Les oeuvres de l’écurie Solesides, aujourd’hui Quannum, se répartissent en deux catégories : d’une part des albums solides, homogènes, désormais des classiques (Endtroducing..., Nia), de l’autre des compilations disparates, rassemblement de morceaux épars et hétérogènes (The Album, Spectrum). Sans le moindre doute, Solesides Greatest Bumps appartient à la seconde. Pour célébrer leur arrivée chez Ninja Tune, les cinq rappeurs ont sorti une collection d’inédits, de raretés et de singles sortis à l’époque héroïque du label, certains avant même que les amateurs de musiques électroniques n'aient annexé DJ Shadow à leur genre de prédilection.

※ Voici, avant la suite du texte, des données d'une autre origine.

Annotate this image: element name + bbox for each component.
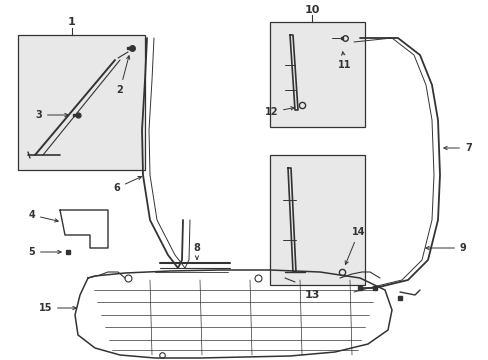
Text: 11: 11	[338, 52, 351, 70]
Text: 4: 4	[28, 210, 58, 222]
Text: 8: 8	[193, 243, 200, 259]
Text: 9: 9	[425, 243, 466, 253]
Bar	[18, 35, 145, 170]
Bar	[269, 22, 364, 127]
Text: 2: 2	[116, 56, 129, 95]
Text: 15: 15	[39, 303, 76, 313]
Text: 10: 10	[304, 5, 319, 15]
Bar	[269, 155, 364, 285]
Text: 13: 13	[304, 290, 319, 300]
Text: 1: 1	[68, 17, 76, 27]
Text: 12: 12	[264, 107, 294, 117]
Text: 5: 5	[28, 247, 61, 257]
Text: 3: 3	[35, 110, 68, 120]
Text: 6: 6	[113, 176, 141, 193]
Text: 7: 7	[443, 143, 471, 153]
Text: 14: 14	[345, 227, 365, 265]
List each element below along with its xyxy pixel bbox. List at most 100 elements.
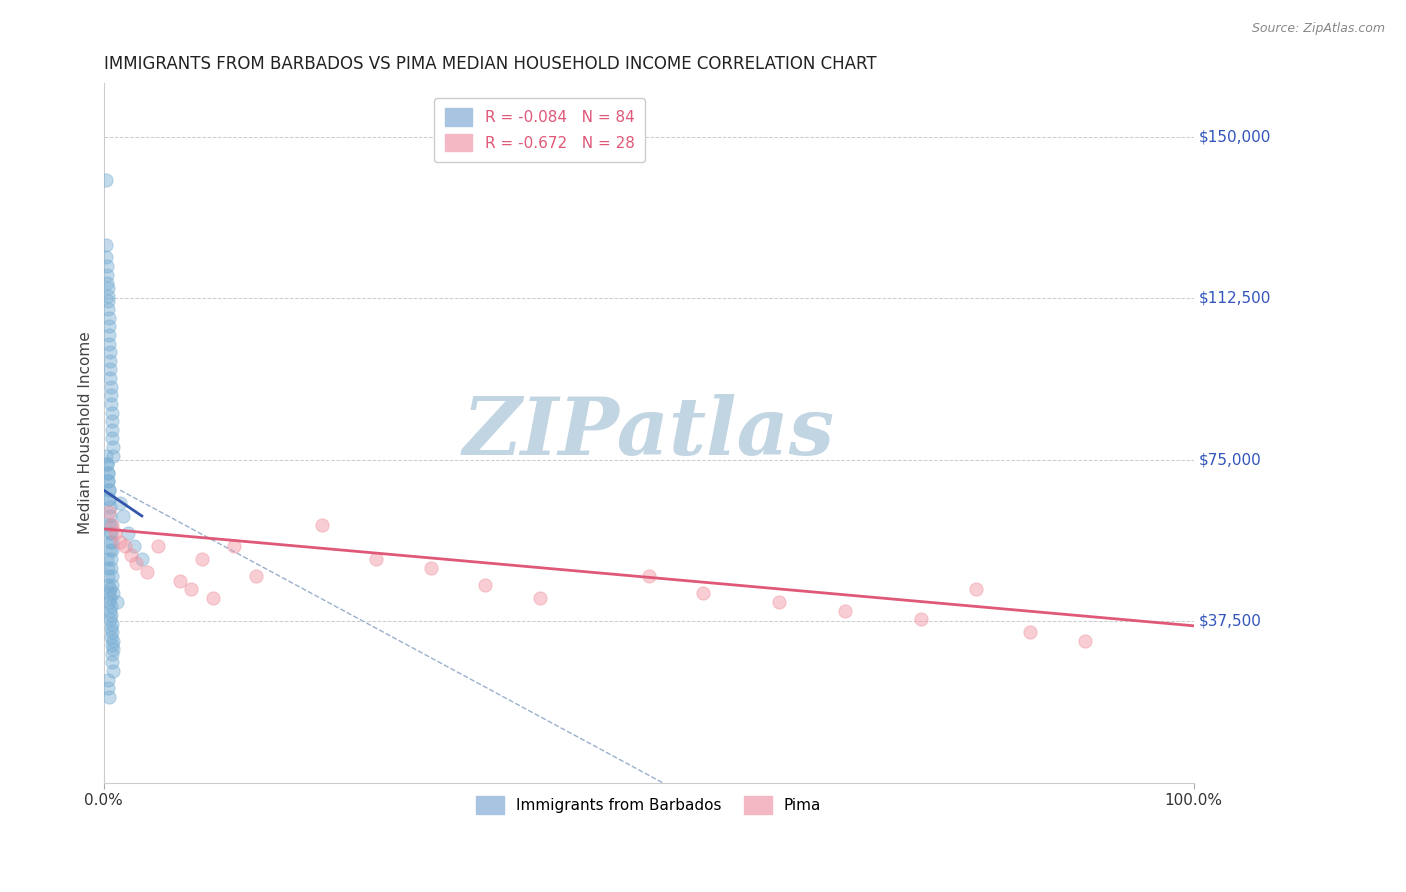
Point xyxy=(97,475,120,489)
Point xyxy=(101,586,124,600)
Point xyxy=(96,552,118,566)
Text: $37,500: $37,500 xyxy=(1199,614,1263,629)
Point xyxy=(100,388,122,402)
Point xyxy=(834,604,856,618)
Point xyxy=(98,534,121,549)
Point xyxy=(311,517,333,532)
Point xyxy=(96,457,118,471)
Point xyxy=(474,578,496,592)
Point xyxy=(117,526,139,541)
Point xyxy=(98,591,121,605)
Point xyxy=(98,336,121,351)
Text: Source: ZipAtlas.com: Source: ZipAtlas.com xyxy=(1251,22,1385,36)
Point xyxy=(94,237,117,252)
Text: ZIPatlas: ZIPatlas xyxy=(463,394,835,472)
Point xyxy=(101,578,124,592)
Point xyxy=(97,690,120,704)
Point xyxy=(96,449,118,463)
Point xyxy=(100,543,122,558)
Point xyxy=(100,406,122,420)
Point xyxy=(96,457,118,471)
Point xyxy=(100,397,122,411)
Point xyxy=(101,440,124,454)
Point xyxy=(96,466,118,480)
Point xyxy=(98,604,121,618)
Point xyxy=(101,633,124,648)
Point xyxy=(97,483,120,497)
Point xyxy=(97,310,120,325)
Point xyxy=(108,534,131,549)
Point xyxy=(112,508,135,523)
Point xyxy=(97,586,120,600)
Point xyxy=(97,293,120,308)
Point xyxy=(965,582,987,597)
Point xyxy=(637,569,659,583)
Point xyxy=(98,612,121,626)
Point xyxy=(97,475,120,489)
Point xyxy=(98,328,121,343)
Point xyxy=(98,362,121,376)
Point xyxy=(97,483,120,497)
Point xyxy=(114,539,136,553)
Point xyxy=(98,491,121,506)
Point xyxy=(101,414,124,428)
Point xyxy=(100,552,122,566)
Point xyxy=(180,582,202,597)
Point xyxy=(169,574,191,588)
Point xyxy=(98,354,121,368)
Point xyxy=(366,552,388,566)
Point xyxy=(96,251,118,265)
Point xyxy=(96,280,118,294)
Point xyxy=(529,591,551,605)
Point xyxy=(98,500,121,515)
Point xyxy=(100,560,122,574)
Point xyxy=(201,591,224,605)
Point xyxy=(98,595,121,609)
Point xyxy=(100,608,122,623)
Point xyxy=(101,534,124,549)
Text: $75,000: $75,000 xyxy=(1199,452,1261,467)
Point xyxy=(103,526,125,541)
Point xyxy=(94,173,117,187)
Point xyxy=(100,621,122,635)
Point xyxy=(101,647,124,661)
Point xyxy=(98,505,121,519)
Point xyxy=(96,268,118,282)
Point xyxy=(97,569,120,583)
Point xyxy=(97,681,120,696)
Point xyxy=(101,616,124,631)
Point xyxy=(101,664,124,678)
Point xyxy=(122,539,145,553)
Point xyxy=(97,319,120,334)
Point xyxy=(101,656,124,670)
Point xyxy=(148,539,170,553)
Point xyxy=(100,380,122,394)
Point xyxy=(101,449,124,463)
Point xyxy=(101,543,124,558)
Point xyxy=(136,565,159,579)
Point xyxy=(120,548,142,562)
Point xyxy=(97,302,120,317)
Point xyxy=(101,423,124,437)
Text: IMMIGRANTS FROM BARBADOS VS PIMA MEDIAN HOUSEHOLD INCOME CORRELATION CHART: IMMIGRANTS FROM BARBADOS VS PIMA MEDIAN … xyxy=(104,55,876,73)
Y-axis label: Median Household Income: Median Household Income xyxy=(79,332,93,534)
Point xyxy=(98,491,121,506)
Point xyxy=(692,586,714,600)
Point xyxy=(100,371,122,385)
Point xyxy=(1019,625,1042,640)
Point xyxy=(1073,633,1095,648)
Point xyxy=(100,569,122,583)
Point xyxy=(910,612,932,626)
Point xyxy=(224,539,246,553)
Point xyxy=(96,259,118,273)
Point xyxy=(125,557,148,571)
Point xyxy=(191,552,214,566)
Point xyxy=(98,517,121,532)
Point xyxy=(98,526,121,541)
Point xyxy=(96,466,118,480)
Point xyxy=(100,526,122,541)
Point xyxy=(768,595,790,609)
Point xyxy=(105,595,128,609)
Point xyxy=(98,508,121,523)
Point xyxy=(100,599,122,614)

QUANNUM - Solesides Greatest Bumps

Il y a donc de tout sur les deux CDs des Greatest Bumps. Les oeuvres de Lateef, de Lyrics Born et de The Gift of Gab du temps où ils évoluaient en solo, celles des duos Latyrx et Blackalicious qu’ils ont formé ensuite, les premiers délires instrumentaux de Shadow ("Entropy"), genèse d’un genre nouveau promis à un brillant avenir. De nombreux singles, notamment le classique et toujours aussi époustouflant "The Quickening" de Lateef the Truth Speaker produit par Shadow, déjà présent sur The Album, ou "Lyric Fathom", le premier Blackalicious. Un extrait de Melodica, le premier EP mythique de ces derniers. L’excellent et surprenant "Lady don’t Tek no", taillé pour les plus torrides des dance-floors, avec sa ligne de basse cramée et si efficace.

Quelques freestyles s'ajoutent à cela, notamment ceux de Lateef, sans doute le meilleur rappeur de la bande, ainsi qu'une version a cappella d’un morceau déjà connu ("Last Chance to Comprehend"). Se retrouvent enfin quelques raretés uniquement sorties sur cassettes jusqu’ici comme "Rhyme Like a Nut!" de Gift of Gab, première production enregistrée de Shadow, remarqué en son temps par The Source dans sa section "Unsigned Hype". Et, en toute fin, un prodigieux et relativement récent "Blue Flames" avec les Quannum MCs au grand complet.

La compilation propose plus de vingt titres importants, dont chacun mérite un paragraphe. Par chance, l’équipe Solesides s’est livrée justement à ce travail, le livret de l’album relatant l’histoire de chaque morceau, et celle du défunt label en général. Il est une mine d’informations qui devrait permettre, dans un monde idéal, au public très large de DJ Shadow et de ses quatre comparses, de découvrir le contexte grâce auquel ces artistes sont apparus. De se pencher sur le hip-hop indépendant, de la Bay Area et d’au-delà. Et de se familiariser, dans le meilleur des cas, avec les noms de Freestyle Fellowship, du Good Life Café, de Peanut Butter Wolf, de Bobbito Garcia, de Cut Chemist, de David Paul et d’autres qui parsèment le livret. Voire, mais là on rêve, de s’intéresser à l’immense et bouillonnante scène musicale cachée derrière ces gens.

Evidemment, l’intérêt premier de la compilation est historique et didactique. La qualité est exceptionnelle, mais l'ensemble n'est pas toujours cohérent, malgré ses morceaux qui n’ont absolument pas vieilli. Les freestyles, de leur côté, sont toujours surprenants et saisissants de virtuosité et d’aisance verbale, mais ils s’insèrent avec difficulté dans cet album. Les oeuvres de l’écurie Solesides, on le repète, se répartissent en deux catégories : des classiques définitifs et des compilations disparates, et Greatest Bumps fait immanquablement partie des deuxièmes. Mais toutes sont rigoureusement indispensables. Et cette compilation ne fait pas exception.